Thirty two clones were purified. Of these, 25 represent sequences that have not been previously identified in M. tuberculosis. Proteins were induced by IPTG and purified by gel elution, as described in Skeiky et al., J. Exp. Med. 181:1527-1537, 1995. Representative partial sequences of DNA molecules identified in this screen are provided in SEQ ID NOS: 1-25. The corresponding predicted amino acid sequences are shown in SEQ ID NOS: 64-88.

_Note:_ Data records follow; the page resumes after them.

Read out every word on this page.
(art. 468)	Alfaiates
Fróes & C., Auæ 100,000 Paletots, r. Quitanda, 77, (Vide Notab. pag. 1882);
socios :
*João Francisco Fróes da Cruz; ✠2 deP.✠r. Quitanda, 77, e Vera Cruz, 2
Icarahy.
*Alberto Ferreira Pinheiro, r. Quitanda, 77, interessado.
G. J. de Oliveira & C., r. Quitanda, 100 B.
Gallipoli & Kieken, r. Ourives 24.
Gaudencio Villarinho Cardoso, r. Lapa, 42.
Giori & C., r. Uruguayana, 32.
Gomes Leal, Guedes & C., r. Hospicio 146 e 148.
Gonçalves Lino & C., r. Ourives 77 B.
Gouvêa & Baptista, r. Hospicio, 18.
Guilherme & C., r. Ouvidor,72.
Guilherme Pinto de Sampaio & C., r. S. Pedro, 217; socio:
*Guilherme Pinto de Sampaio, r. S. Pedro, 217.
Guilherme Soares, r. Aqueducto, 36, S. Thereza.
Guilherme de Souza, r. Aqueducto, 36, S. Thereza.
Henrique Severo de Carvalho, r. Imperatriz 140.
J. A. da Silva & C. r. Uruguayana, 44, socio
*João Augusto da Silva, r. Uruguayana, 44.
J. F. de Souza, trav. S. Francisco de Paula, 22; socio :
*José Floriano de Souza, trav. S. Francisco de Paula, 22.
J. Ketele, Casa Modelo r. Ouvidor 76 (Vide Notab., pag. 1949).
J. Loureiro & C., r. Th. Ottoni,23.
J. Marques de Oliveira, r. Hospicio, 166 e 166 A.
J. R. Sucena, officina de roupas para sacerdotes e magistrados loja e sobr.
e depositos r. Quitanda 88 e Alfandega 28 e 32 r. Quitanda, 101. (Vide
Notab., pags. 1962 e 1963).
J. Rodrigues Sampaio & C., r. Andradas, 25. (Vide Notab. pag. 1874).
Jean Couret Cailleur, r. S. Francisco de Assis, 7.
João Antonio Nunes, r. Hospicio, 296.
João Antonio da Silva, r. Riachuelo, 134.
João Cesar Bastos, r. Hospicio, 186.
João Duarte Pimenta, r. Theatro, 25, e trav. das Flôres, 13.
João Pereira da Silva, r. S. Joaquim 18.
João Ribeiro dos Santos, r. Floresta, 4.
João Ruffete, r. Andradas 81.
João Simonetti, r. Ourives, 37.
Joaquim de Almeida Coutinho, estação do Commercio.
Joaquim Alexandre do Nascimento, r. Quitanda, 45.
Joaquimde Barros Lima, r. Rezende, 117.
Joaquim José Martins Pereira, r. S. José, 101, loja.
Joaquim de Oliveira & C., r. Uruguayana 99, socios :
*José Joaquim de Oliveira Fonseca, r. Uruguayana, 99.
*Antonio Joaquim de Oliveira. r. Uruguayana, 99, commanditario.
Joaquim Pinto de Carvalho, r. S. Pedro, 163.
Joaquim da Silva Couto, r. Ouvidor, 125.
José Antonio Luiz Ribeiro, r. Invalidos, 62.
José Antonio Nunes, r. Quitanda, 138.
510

On comparison of these sequences with known sequences in the gene bank using the databases described above, it was found that the clones referred to hereinafter as TbRA2A, TbRA16, TbRA18, and TbRA29 (SEQ ID NOS: 77, 69, 71, 76) show some homology to sequences previously identified in Mycobacterium leprae but not in M. tuberculosis. TbRA2A was found to be a lipoprotein, with a six residue lipidation sequence being located adjacent to a hydrophobic secretory sequence. TbRA11, TbRA26, TbRA28 and TbDPEP (SEQ ID NOS: 66, 74, 75, 53) have been previously identified in M. tuberculosis. No significant homologies were found to TbRA1, TbRA3, TbRA4, TbRA9, TbRA10, TbRA13, TbRA17, TbRA19, TbRA29, TbRA32, TbRA36 and the overlapping clones TbRA35 and TbRA12 (SEQ ID NOS: 64, 78, 82, 83, 65, 68, 76, 72, 76, 79, 81, 80, 67, respectively). The clone TbRa24 is overlapping with clone TbRa29.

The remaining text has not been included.